Am Freitag war es dann soweit ... Prüfungstag ... Schon beim Aufstehen merkte man, dass an diesem Tag etwas anders war, als an den vorherigen. Es lag eine gewisse Anspannung in der Luft. Denn natürliche war Heiko nicht der Einzige, der sich der Herausforderung einer Dan-Prüfung an diesem Tag stellte.

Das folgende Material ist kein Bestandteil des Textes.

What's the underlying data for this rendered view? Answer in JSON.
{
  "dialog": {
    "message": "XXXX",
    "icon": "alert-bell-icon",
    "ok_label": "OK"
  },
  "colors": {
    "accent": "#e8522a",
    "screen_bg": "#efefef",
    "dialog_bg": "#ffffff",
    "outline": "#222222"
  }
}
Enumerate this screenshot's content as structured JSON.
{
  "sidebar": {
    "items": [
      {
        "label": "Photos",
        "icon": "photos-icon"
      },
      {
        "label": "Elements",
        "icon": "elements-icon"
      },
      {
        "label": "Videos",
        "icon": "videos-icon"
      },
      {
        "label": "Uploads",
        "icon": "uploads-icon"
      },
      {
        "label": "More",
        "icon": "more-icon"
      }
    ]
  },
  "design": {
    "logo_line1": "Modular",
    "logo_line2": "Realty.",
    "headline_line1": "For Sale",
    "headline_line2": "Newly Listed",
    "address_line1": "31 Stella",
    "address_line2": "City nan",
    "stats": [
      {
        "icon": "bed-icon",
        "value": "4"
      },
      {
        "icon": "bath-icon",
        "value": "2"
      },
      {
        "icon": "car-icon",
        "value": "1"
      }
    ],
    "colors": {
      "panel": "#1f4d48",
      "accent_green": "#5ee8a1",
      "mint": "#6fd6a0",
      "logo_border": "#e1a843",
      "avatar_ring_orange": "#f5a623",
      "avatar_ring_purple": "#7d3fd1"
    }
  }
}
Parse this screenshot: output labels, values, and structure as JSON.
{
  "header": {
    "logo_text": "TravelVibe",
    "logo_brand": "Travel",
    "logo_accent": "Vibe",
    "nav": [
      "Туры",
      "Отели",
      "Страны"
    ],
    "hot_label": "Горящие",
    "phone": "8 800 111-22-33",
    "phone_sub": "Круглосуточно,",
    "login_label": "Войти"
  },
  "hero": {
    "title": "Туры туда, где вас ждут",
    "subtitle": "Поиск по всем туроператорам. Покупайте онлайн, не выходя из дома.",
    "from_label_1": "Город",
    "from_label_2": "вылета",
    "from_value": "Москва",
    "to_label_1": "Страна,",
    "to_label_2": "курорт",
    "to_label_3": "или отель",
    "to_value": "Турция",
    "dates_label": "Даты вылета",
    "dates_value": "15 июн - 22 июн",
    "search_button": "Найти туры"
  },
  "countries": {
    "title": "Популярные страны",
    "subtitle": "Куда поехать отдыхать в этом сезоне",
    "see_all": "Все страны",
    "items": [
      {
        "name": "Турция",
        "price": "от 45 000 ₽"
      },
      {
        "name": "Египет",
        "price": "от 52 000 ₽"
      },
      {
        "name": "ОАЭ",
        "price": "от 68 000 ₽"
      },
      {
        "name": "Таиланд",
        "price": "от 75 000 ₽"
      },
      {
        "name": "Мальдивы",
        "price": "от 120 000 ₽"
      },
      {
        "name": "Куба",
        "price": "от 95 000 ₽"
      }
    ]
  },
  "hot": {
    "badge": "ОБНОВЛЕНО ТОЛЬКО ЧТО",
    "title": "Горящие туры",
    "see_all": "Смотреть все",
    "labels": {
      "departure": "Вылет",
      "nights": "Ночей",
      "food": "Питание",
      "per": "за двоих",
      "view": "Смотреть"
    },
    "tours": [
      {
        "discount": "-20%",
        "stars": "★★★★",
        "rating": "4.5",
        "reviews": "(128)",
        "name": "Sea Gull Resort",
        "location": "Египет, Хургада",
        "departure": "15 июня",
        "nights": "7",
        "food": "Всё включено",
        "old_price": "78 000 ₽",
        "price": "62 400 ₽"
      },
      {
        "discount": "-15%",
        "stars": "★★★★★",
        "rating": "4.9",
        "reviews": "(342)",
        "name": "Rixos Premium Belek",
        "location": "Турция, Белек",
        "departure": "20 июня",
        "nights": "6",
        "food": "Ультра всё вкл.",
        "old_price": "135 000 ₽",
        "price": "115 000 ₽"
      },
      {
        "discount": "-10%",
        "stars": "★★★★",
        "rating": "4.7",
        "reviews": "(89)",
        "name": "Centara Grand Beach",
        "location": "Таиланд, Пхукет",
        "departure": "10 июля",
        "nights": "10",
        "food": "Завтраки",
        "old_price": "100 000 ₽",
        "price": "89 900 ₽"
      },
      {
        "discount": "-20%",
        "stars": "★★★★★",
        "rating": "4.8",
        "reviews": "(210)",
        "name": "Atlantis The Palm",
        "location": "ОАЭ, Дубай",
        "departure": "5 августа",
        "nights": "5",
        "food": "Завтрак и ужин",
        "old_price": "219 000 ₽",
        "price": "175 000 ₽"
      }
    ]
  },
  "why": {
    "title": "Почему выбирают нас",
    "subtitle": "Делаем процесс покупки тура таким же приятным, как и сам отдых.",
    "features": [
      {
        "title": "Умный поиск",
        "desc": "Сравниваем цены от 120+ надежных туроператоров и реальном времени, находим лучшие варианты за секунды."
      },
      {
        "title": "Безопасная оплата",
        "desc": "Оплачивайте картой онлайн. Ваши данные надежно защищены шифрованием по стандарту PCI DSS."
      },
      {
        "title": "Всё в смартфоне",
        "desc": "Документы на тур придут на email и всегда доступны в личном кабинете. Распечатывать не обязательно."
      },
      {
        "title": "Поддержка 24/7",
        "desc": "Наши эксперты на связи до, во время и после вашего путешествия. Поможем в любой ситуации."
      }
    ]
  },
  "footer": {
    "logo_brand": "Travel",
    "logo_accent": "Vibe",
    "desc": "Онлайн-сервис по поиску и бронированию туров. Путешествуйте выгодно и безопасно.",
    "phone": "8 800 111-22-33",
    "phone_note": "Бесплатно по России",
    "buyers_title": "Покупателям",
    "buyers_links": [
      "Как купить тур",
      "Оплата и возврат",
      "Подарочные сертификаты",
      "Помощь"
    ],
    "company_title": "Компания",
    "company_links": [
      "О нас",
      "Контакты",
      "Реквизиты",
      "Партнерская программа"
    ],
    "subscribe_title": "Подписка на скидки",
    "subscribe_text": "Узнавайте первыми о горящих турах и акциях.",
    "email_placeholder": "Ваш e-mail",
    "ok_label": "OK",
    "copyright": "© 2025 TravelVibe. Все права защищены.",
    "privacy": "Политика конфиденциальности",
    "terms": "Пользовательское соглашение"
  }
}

Auch wenn der Rest der Jiriki-Gäufeldener sich tapfer durch die letzten Trainingseinheiten kämpften,  so waren die Gedanken des ein oder anderen doch bei Heiko, der   hinter verschlossenen Türen bei den Prüflingen stand und darauf wartete zur Prüfung aufgerufen zu werden und unter den strengen Blicken des DJKB-Chiefinstructor Hideo Ochi (9. Dan) sein Bestes zu geben.

Und dann war es endlich soweit ... In der Festhalle hatten sich alle Prüflinge zur Bekanntgabe und Überreichung der Dan-Urkunden versammelt. Auch waren viele weitere Mitglieder unseres Dojos extra zur Verleihungsfeier angereist, sodass das Karate Dojo Jiriki Gäufelden sehr gut vertreten war. Die Prüflinge wurden in alphabetischer Reihenfolge aufgerufen, was bei unserem Herrn Zimmermann die Spannung natürlich wieder steigern ließ. Deshalb war es kaum verwunderlich, dass alle mit Erleichterung die Übergabe der aus japanischer Seide hergestellten Urkunde lauthals bejubelten und beglückwünschten. Heiko hat nun sein langersehntes Ziel erreicht und eine sehr zufriedene, aber ausgepowerte Karategruppe trat am Samstagmorgen den Weg gen Heimat an. Ich kann nur sagen, ich bin unendlich stolz dabei gewesen zu sein. Jedes Gasshuku ist etwas Besonderes, aber dieses war einmalig!